Julia Weber: Synergien zu nutzen, heißt für uns, strategische Themen zusammenzulegen. Wir sind ein großer Konzern mit vielen Einzelgesellschaften. Wenn wir Entscheidungen zum Beispiel zu gesellschaftsrechtlichen Umstrukturierungen treffen, hat das immer auch Konsequenzen für Geschäftsführer und Geschäftsführerinnen sowie Mitarbeitende. Vor der Zusammenlegung haben wir die Frage gestellt: Ist das ein rechtliches Thema oder ein HR-Thema? Jetzt laufen alle Informationen bei mir zusammen und ich kann diese viel leichter in die Bereiche hineingeben. Wir können Themen jetzt besser bündeln und auch die interne Kommunikation läuft besser.

 

In-house Counsel: Hat die Zusammenlegung mit dem Thema Fachkräftemangel in der Rechtsabteilung zu tun?

Julia Weber: Tatsächlich spüren wir diesen bei den In-house-Juristen nicht, auch wenn die nächste Universität ein Stück entfernt ist. Im September haben wir in der Rechtsabteilung einen neuen Mitarbeiter eingestellt, ein echter Glücksgriff. Das Recruiting funktioniert sehr gut, ebenso die Einbindung der Business Partner.

 

In-house Counsel: Was ist so reizvoll am Unternehmen Varta und an den Branchen, in denen das Unternehmen unterwegs ist?
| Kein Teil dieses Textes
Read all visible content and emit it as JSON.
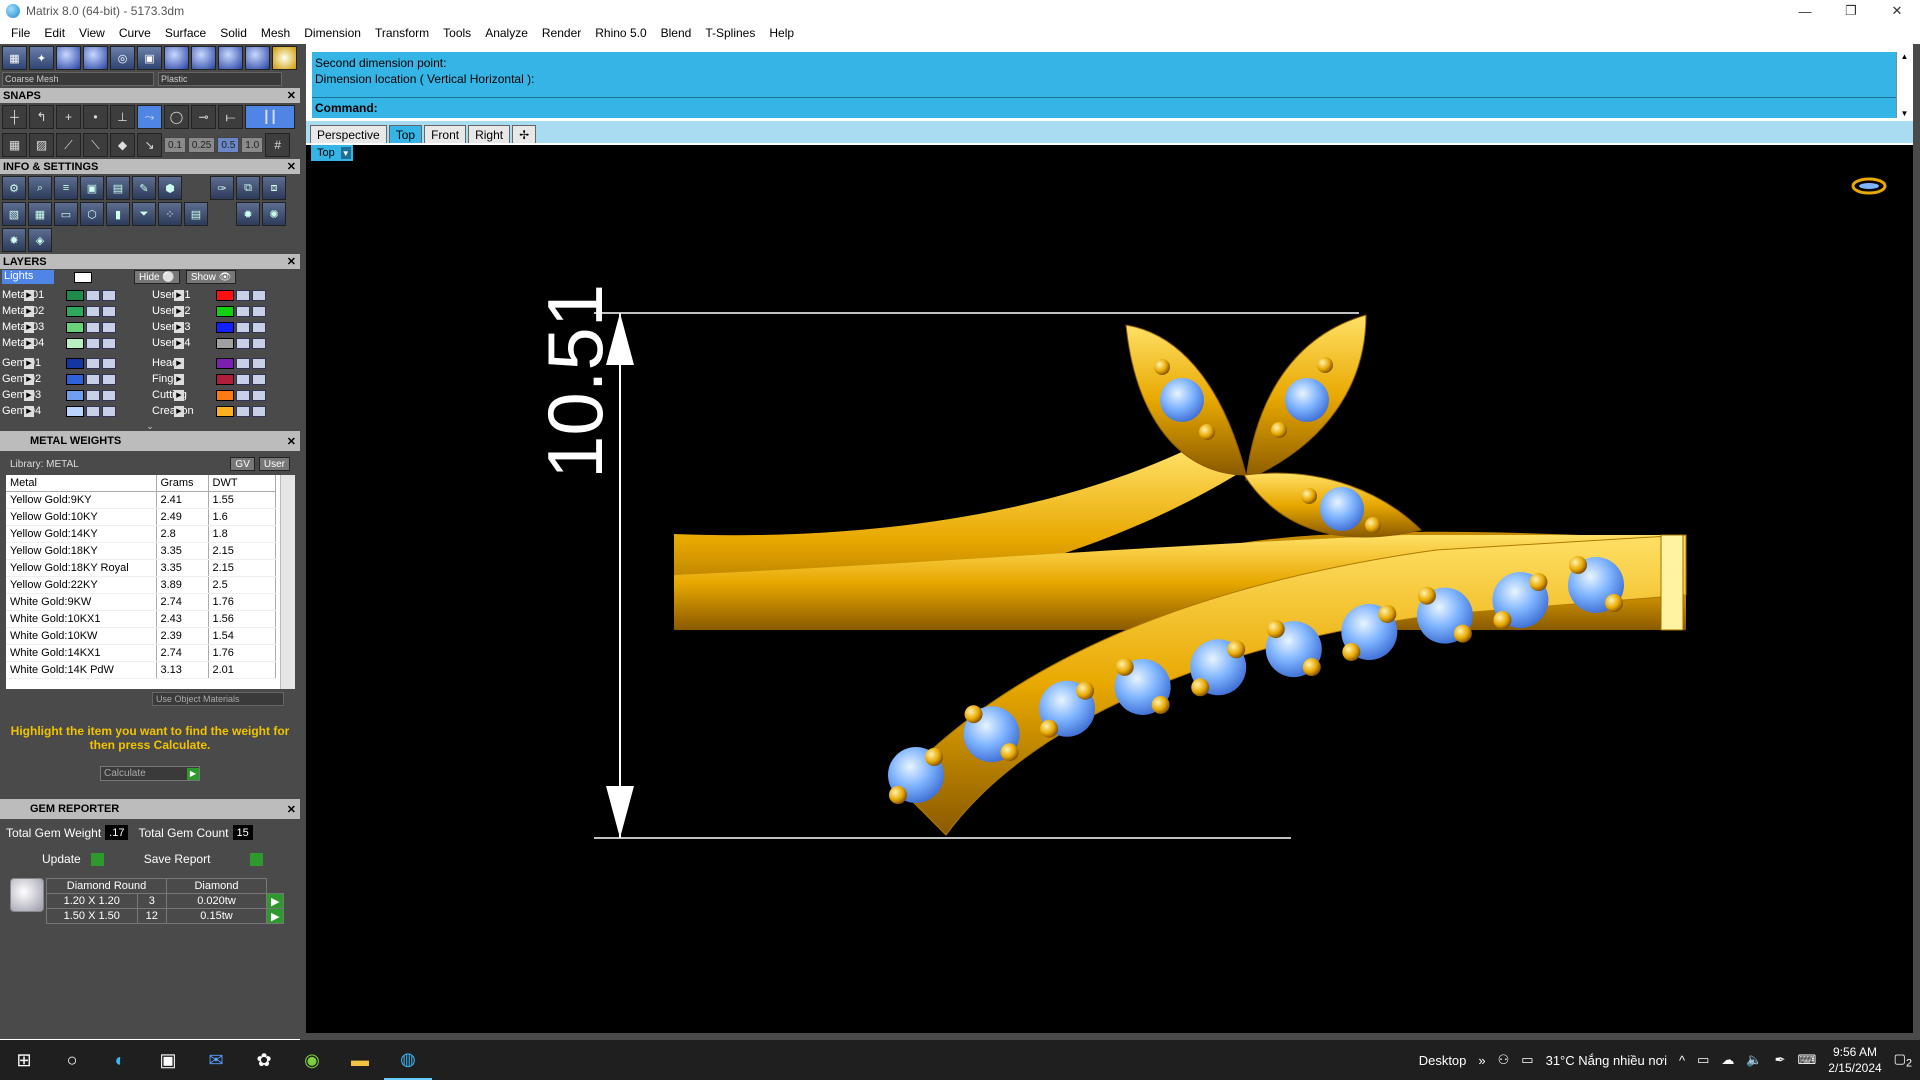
{
  "window": {
    "title": "Matrix 8.0 (64-bit) - 5173.3dm",
    "minimize": "—",
    "restore": "❐",
    "close": "✕"
  },
  "menu": [
    "File",
    "Edit",
    "View",
    "Curve",
    "Surface",
    "Solid",
    "Mesh",
    "Dimension",
    "Transform",
    "Tools",
    "Analyze",
    "Render",
    "Rhino 5.0",
    "Blend",
    "T-Splines",
    "Help"
  ],
  "toolbar": {
    "mesh_combo": "Coarse Mesh",
    "material_combo": "Plastic"
  },
  "snaps": {
    "title": "SNAPS",
    "values": [
      "0.1",
      "0.25",
      "0.5",
      "1.0"
    ]
  },
  "info": {
    "title": "INFO & SETTINGS"
  },
  "layers": {
    "title": "LAYERS",
    "lights_label": "Lights",
    "hide_label": "Hide",
    "show_label": "Show",
    "left": [
      {
        "name": "Metal 01",
        "color": "#1f8a4a"
      },
      {
        "name": "Metal 02",
        "color": "#2ea85a"
      },
      {
        "name": "Metal 03",
        "color": "#6ad37a"
      },
      {
        "name": "Metal 04",
        "color": "#b8efc0"
      },
      {
        "name": "Gem 01",
        "color": "#1336a0"
      },
      {
        "name": "Gem 02",
        "color": "#2f62d8"
      },
      {
        "name": "Gem 03",
        "color": "#6fa0f0"
      },
      {
        "name": "Gem 04",
        "color": "#b8d4ff"
      }
    ],
    "right": [
      {
        "name": "User 01",
        "color": "#ff1010"
      },
      {
        "name": "User 02",
        "color": "#10d010"
      },
      {
        "name": "User 03",
        "color": "#1020ff"
      },
      {
        "name": "User 04",
        "color": "#a0a0a0"
      },
      {
        "name": "Heads",
        "color": "#7a1fb0"
      },
      {
        "name": "Finger",
        "color": "#b01f3a"
      },
      {
        "name": "Cutting",
        "color": "#ff7a10"
      },
      {
        "name": "Creation",
        "color": "#ffb020"
      }
    ]
  },
  "metal_weights": {
    "title": "METAL WEIGHTS",
    "library": "Library: METAL",
    "gv": "GV",
    "user": "User",
    "columns": [
      "Metal",
      "Grams",
      "DWT"
    ],
    "rows": [
      [
        "Yellow Gold:9KY",
        "2.41",
        "1.55"
      ],
      [
        "Yellow Gold:10KY",
        "2.49",
        "1.6"
      ],
      [
        "Yellow Gold:14KY",
        "2.8",
        "1.8"
      ],
      [
        "Yellow Gold:18KY",
        "3.35",
        "2.15"
      ],
      [
        "Yellow Gold:18KY Royal",
        "3.35",
        "2.15"
      ],
      [
        "Yellow Gold:22KY",
        "3.89",
        "2.5"
      ],
      [
        "White Gold:9KW",
        "2.74",
        "1.76"
      ],
      [
        "White Gold:10KX1",
        "2.43",
        "1.56"
      ],
      [
        "White Gold:10KW",
        "2.39",
        "1.54"
      ],
      [
        "White Gold:14KX1",
        "2.74",
        "1.76"
      ],
      [
        "White Gold:14K PdW",
        "3.13",
        "2.01"
      ]
    ],
    "use_object_materials": "Use Object Materials",
    "hint": "Highlight the item you want to find the weight for then press Calculate.",
    "calculate": "Calculate"
  },
  "gem_reporter": {
    "title": "GEM REPORTER",
    "total_weight_label": "Total Gem Weight",
    "total_weight": ".17",
    "total_count_label": "Total Gem Count",
    "total_count": "15",
    "update": "Update",
    "save_report": "Save Report",
    "columns": [
      "Diamond Round",
      "Diamond"
    ],
    "rows": [
      [
        "1.20 X 1.20",
        "3",
        "0.020tw"
      ],
      [
        "1.50 X 1.50",
        "12",
        "0.15tw"
      ]
    ]
  },
  "command": {
    "history": [
      "Second dimension point:",
      "Dimension location ( Vertical  Horizontal ):"
    ],
    "prompt": "Command:"
  },
  "viewport_tabs": [
    "Perspective",
    "Top",
    "Front",
    "Right"
  ],
  "viewport": {
    "active_label": "Top",
    "dimension": "10.51"
  },
  "taskbar": {
    "desktop": "Desktop",
    "weather": "31°C  Nắng nhiều nơi",
    "time": "9:56 AM",
    "date": "2/15/2024",
    "notifications": "2"
  },
  "colors": {
    "command_bg": "#35b5e5",
    "gold": "#e8b000",
    "gem": "#7fb4ff",
    "panel": "#4a4a4a"
  }
}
Julia Weber: Es mag vielleicht pathetisch klingen, aber es Varta ist wie eine große Familie, es besteht eine große Verbundenheit, die auch in das Privatleben hineinreicht. Mich kennen viele Mitarbeiterinnen und Mitarbeiter noch als Kind. Außerdem ist es ein Unternehmen, das nie stillsteht. In den letzten Jahren haben wir den Börsengang vollzogen, wir haben Zukäufe getätigt. Wir sind immer in Bewegung, es gibt immer wieder Herausforderungen, und das finde ich sehr spannend. Die meisten bringen mit uns die Haushaltsbatterien in Verbindung, aber Varta ist viel mehr: Bei uns gibt es sehr viel Entwicklung, sehr viel Technik. Wenn ich allein daran denke, wie viele Chemikerinnen und Chemiker wir beschäftigen! Ausschließlich in Ellwangen produzieren wir Hörgerätebatterien, ein Bereich, in dem wir eine führende Marktposition reklamieren und dabei unterstützen, die Lebensqualität von Menschen positiv zu beeinflussen. In Nördlingen stellen wir Energiespeicherlösungen für Solaranlagen her, zur Eigennutzung. Das ist ein enorm wichtiger Zukunftsmarkt.

 

In-house Counsel: Welche Aufgabenfelder ergeben sich daraus für die Rechtsabteilung und die Unternehmensjuristinnen und Unternehmensjuristen?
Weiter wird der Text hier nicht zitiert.